Her passion and commitment to champion women is well-represented in her office, on the fifth floor of the Sebastian Coe Building, where an oversize copy of the company’s 1996 print ad “If You Let Me Play” sits on her desk. Working with top athletes like A’ja Wilson, Caitlin Clark and JuJu Watkins is one of the most fulfilling parts of her job, which includes “doing everything I can to show them support — that we want to learn, listen and meet them where they are, and keep doing that as they succeed,” she says. The bar isn’t what the world expects Nike to do. “It’s giving so much more than that,” she says, “what we know our athletes deserve.”
When Montagne took over her current role in May 2025, she and her team went on a retreat to hammer out a clear vision for the Nike brand. The company will always be about sport, they contended, but the evolution had to come from following the lead of the Nike athlete. “They don’t compete just to be like anybody else,” she says. “They say, ‘I can do it better, faster, stronger, more stylish.’ They break things to be better — and that’s what we’re meant to do too.”

Montagne films a video to be played during an all-employee meeting at the Winter Olympics in Milan.
For Montagne, that means taking her vision of the Nike Sport Offense — establishing more than a dozen specific sport focuses and creating the teams that power them — and nurturing those sport cultures, from running and global football and basketball to golf, tennis, training and more. Each of these has its own personality, energy and nuances, and, essential for Nike, its own aesthetic. For example, the look of running, Montagne says, is style, for everyday and professional athletes alike.
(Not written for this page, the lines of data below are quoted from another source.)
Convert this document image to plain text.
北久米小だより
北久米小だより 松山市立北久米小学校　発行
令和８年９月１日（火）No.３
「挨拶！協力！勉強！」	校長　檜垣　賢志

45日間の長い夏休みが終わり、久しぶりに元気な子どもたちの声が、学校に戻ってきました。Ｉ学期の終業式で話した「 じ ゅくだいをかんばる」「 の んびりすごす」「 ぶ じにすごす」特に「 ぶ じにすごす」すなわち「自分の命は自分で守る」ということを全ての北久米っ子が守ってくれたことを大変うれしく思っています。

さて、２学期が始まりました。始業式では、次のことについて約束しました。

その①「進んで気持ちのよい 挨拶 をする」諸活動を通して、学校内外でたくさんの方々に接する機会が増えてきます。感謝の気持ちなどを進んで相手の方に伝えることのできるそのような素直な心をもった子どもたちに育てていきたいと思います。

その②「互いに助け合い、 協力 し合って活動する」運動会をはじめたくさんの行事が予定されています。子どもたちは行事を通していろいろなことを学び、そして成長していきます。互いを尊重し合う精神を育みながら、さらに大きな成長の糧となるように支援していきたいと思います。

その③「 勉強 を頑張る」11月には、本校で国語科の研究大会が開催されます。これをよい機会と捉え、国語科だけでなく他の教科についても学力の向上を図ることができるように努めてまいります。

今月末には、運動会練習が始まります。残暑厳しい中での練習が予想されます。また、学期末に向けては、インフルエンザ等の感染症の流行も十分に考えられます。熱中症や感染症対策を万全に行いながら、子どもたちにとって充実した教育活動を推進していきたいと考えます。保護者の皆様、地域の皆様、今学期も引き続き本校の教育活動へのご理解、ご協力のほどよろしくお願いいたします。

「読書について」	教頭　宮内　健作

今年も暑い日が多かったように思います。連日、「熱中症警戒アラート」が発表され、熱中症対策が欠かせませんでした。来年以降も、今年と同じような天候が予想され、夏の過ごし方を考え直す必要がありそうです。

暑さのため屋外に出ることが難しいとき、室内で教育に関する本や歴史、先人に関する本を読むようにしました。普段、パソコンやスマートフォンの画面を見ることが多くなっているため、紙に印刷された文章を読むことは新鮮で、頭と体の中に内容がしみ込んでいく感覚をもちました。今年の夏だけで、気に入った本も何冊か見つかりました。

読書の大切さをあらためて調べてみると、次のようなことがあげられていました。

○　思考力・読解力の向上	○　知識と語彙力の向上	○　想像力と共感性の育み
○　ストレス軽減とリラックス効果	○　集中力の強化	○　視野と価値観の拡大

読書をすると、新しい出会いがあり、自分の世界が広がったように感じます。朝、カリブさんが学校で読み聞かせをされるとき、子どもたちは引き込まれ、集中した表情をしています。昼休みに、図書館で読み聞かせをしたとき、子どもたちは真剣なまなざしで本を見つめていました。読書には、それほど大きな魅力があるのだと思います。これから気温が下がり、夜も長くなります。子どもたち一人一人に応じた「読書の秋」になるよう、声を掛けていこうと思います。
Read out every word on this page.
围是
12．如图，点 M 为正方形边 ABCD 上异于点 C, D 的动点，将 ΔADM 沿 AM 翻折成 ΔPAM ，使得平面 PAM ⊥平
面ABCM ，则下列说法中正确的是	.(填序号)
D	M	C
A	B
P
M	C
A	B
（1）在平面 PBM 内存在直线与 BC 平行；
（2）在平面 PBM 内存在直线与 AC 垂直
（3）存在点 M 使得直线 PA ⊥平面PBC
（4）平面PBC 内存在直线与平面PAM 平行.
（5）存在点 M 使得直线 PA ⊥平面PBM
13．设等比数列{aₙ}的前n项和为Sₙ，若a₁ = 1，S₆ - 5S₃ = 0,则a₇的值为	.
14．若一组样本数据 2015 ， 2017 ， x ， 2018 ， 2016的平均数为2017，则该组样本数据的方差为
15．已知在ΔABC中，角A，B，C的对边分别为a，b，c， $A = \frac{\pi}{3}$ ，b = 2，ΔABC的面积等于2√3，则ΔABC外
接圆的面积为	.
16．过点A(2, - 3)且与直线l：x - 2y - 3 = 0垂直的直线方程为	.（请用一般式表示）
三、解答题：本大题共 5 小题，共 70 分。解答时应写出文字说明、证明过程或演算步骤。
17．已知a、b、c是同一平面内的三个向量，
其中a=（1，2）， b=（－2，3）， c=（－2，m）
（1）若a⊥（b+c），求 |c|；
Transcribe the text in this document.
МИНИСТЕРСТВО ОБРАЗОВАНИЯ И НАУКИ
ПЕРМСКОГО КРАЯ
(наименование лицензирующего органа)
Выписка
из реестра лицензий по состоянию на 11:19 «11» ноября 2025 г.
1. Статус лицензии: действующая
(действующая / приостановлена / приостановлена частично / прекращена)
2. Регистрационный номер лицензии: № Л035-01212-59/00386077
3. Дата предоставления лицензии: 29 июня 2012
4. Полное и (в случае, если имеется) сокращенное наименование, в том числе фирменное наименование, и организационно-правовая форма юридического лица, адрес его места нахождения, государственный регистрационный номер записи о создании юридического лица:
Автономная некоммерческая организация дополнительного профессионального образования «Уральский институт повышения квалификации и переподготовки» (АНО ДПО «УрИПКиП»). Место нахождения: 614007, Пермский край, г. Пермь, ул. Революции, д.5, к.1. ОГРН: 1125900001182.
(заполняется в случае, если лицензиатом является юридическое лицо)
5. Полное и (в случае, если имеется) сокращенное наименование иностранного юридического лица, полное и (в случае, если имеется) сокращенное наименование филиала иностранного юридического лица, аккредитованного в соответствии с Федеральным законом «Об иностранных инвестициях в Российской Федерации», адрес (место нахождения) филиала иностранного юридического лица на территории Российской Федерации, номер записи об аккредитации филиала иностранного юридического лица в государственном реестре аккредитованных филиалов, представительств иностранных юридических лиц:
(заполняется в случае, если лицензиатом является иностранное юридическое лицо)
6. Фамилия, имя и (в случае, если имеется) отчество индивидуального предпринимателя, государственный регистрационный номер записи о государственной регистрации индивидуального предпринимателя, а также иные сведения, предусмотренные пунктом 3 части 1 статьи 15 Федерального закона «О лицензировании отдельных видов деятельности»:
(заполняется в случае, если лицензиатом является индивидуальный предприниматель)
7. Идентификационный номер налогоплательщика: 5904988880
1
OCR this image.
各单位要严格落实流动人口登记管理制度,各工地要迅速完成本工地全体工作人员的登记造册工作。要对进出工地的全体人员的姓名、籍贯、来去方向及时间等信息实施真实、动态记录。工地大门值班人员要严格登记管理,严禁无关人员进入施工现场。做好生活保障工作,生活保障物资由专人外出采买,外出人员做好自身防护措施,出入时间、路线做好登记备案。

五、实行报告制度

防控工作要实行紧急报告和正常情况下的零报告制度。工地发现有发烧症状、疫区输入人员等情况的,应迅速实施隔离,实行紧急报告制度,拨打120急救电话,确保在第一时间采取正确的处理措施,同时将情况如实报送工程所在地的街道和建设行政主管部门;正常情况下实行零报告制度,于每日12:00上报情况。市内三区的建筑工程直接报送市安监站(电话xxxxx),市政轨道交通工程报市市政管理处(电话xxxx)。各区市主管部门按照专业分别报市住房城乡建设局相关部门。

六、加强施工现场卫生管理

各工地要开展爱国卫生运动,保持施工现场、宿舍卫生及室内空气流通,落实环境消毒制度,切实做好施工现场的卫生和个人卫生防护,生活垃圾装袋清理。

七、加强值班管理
She points to Sha’Carri Richardson, who doesn’t run fast and break records in spite of her long nails or false lashes — she does so because of them, how they allow her to be her authentic self. Show up as the most real version of you, Montagne says, and you perform at your best. That’s a tenant that stretches across sports. “Look at the relaunch of the ACG brand at the Winter Games,” she points out. “The brand has legitimate outdoor legacy and innovation, and products that speak to an epic, unique style.”
As our interview ends, Montagne is in her fifth floor office, seated at her desk and turning to the next events of the day: meetings, presentations, preparations. You can see her mind whirring, just like that high-school statistician. The court is bigger, but her diligence has remained the same. She’s surveying, watching her teams’ plays and noting what must happen next to make everyone, and the brand, better. The through line, to be sure, will be sport. To know where Nike is going next, look to where the energy is in the world behind sports, behind athletes. Wherever you find that, you’ll find Nike, supporting, listening, learning — and fiercely competing like no other.